Jun 14, 2002

Divine Secrets of the Ya-Ya Sisterhood


Is there a double standard when it comes to evaluating "chick flicks" compared to male-oriented action and war films? According to one critic, we incorrectly assign more value to the drama of male bonding than we do to the female bonding portrayed in such films as Divine Secrets of the YaYa Sisterhood.

Such a double standard may indeed exist, but you can't prove it with this film. The reasons for its problems have everything to do with the structure upon which it depends.

Most notable is the use of the storyteller. A group of women kidnap the heroine, who is feuding with her mother, and proceed to tell her the story of the mother's life.

The first rule of the storyteller structure is that the present tense story must be more interesting than the past story. Why? Because the act of telling the story should lead the hero to learn something and solve something now. Otherwise, there's no point in jerking the audience forward and backward.

This first rule is broken right from the start when the heroine is kidnapped by the mother's friends and flown south. This action is so ridiculous that the writer/director doesn't even show it, in hopes, I assume, that the audience will somehow overlook the contrivance of the setup.

Once trapped in her new location, the heroine doesn't call the police or get the hell away from these idiots. She calmly listens as they tell her information about her mother that the heroine would already know because she lived in the same house.

The present problem is dealt with by the equivalent of a group therapy session and solved by nothing more than the mother and daughter saying they are sorry. The past story of the mother's life is filled, in contrast, by death, alcoholism, and a moment of despair and insanity when she beats her children.

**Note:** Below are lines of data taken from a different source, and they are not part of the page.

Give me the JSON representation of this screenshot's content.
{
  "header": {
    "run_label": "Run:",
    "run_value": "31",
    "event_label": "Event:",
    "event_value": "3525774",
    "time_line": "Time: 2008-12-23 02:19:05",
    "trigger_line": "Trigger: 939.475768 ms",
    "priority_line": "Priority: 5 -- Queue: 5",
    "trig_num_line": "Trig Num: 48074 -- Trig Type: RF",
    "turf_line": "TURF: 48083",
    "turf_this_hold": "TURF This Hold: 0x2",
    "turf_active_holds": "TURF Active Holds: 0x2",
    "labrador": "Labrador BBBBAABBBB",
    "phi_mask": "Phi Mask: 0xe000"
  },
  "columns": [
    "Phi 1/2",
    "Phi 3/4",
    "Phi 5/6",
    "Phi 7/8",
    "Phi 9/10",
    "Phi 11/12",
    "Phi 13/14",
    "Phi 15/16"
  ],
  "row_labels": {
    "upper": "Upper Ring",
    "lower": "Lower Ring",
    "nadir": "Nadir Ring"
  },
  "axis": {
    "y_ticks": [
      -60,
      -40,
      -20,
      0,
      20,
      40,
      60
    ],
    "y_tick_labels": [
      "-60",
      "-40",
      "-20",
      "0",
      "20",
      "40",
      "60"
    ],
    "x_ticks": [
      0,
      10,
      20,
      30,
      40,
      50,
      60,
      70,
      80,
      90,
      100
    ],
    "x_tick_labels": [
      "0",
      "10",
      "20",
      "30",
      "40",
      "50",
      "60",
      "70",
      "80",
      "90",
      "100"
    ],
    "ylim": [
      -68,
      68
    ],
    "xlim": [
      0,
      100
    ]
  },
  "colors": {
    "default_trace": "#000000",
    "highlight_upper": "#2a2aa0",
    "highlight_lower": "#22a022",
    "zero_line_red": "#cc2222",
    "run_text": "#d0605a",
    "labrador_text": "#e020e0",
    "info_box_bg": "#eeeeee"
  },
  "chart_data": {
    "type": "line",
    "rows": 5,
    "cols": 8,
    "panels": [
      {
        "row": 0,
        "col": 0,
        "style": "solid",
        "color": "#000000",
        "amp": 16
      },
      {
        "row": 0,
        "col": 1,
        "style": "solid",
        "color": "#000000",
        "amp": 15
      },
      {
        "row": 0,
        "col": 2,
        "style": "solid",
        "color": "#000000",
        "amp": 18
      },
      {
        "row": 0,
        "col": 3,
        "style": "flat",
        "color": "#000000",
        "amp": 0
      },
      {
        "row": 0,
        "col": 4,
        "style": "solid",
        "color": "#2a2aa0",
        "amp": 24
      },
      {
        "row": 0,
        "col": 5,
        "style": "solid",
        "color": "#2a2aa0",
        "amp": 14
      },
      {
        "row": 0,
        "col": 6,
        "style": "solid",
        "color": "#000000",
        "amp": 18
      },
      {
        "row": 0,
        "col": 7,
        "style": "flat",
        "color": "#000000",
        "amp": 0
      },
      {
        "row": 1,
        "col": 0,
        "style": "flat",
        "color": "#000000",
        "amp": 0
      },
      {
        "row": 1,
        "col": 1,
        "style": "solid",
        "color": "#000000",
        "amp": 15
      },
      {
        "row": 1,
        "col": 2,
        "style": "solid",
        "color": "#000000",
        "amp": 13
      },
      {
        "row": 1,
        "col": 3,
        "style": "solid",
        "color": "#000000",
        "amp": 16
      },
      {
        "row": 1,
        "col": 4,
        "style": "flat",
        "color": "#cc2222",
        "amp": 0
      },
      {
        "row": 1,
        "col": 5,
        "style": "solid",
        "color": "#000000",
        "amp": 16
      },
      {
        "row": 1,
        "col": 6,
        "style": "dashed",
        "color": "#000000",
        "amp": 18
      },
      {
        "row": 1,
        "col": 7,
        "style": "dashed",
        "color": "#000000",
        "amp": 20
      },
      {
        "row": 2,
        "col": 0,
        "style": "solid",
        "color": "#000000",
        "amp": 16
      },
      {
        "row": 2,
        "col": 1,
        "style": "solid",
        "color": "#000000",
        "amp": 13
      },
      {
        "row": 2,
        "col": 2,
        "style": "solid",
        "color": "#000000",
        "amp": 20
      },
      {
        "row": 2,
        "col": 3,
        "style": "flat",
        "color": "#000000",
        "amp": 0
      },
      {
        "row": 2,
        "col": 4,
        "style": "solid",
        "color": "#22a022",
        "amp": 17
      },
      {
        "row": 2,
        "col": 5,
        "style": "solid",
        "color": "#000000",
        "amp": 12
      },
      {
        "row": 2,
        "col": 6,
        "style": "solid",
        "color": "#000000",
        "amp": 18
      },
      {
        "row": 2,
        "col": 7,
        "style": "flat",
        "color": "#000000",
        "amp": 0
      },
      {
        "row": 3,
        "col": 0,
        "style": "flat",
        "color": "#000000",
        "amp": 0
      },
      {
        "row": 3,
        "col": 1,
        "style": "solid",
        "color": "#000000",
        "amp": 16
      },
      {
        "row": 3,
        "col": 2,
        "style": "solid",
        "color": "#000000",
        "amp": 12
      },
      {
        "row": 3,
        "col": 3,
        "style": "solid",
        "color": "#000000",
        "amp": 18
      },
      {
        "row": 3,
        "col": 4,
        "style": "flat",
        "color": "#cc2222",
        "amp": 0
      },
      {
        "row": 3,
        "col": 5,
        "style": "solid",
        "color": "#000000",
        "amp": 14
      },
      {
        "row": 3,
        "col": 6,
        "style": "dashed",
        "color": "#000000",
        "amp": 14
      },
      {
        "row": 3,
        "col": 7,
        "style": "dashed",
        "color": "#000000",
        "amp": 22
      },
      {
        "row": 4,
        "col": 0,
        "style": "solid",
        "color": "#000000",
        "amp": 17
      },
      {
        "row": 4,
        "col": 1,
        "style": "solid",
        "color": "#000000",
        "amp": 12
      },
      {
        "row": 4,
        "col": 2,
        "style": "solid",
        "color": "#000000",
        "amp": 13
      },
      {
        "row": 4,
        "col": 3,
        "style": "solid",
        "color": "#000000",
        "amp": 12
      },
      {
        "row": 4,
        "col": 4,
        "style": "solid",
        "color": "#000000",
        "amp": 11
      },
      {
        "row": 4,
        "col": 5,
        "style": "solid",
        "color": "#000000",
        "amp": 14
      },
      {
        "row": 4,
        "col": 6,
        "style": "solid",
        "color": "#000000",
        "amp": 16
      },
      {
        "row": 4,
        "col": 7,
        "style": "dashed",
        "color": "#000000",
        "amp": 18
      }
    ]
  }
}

The past story is supposed to show the audience and the heroine the reasons for the mother's failures. But other than the one scene where the mom hits her children, virtually every scene shows how wonderful she is.

The deeper issue here is not whether "chick flicks" are devalued, but rather how you dramatize family life. Action and war films have it easy; they show life and death situations. Nobody mentions that the vast majority of the audience will never encounter these situations.

They will encounter growing and living within a family. And how they deal with the conflicts of that experience will determine whether they have a good life or not.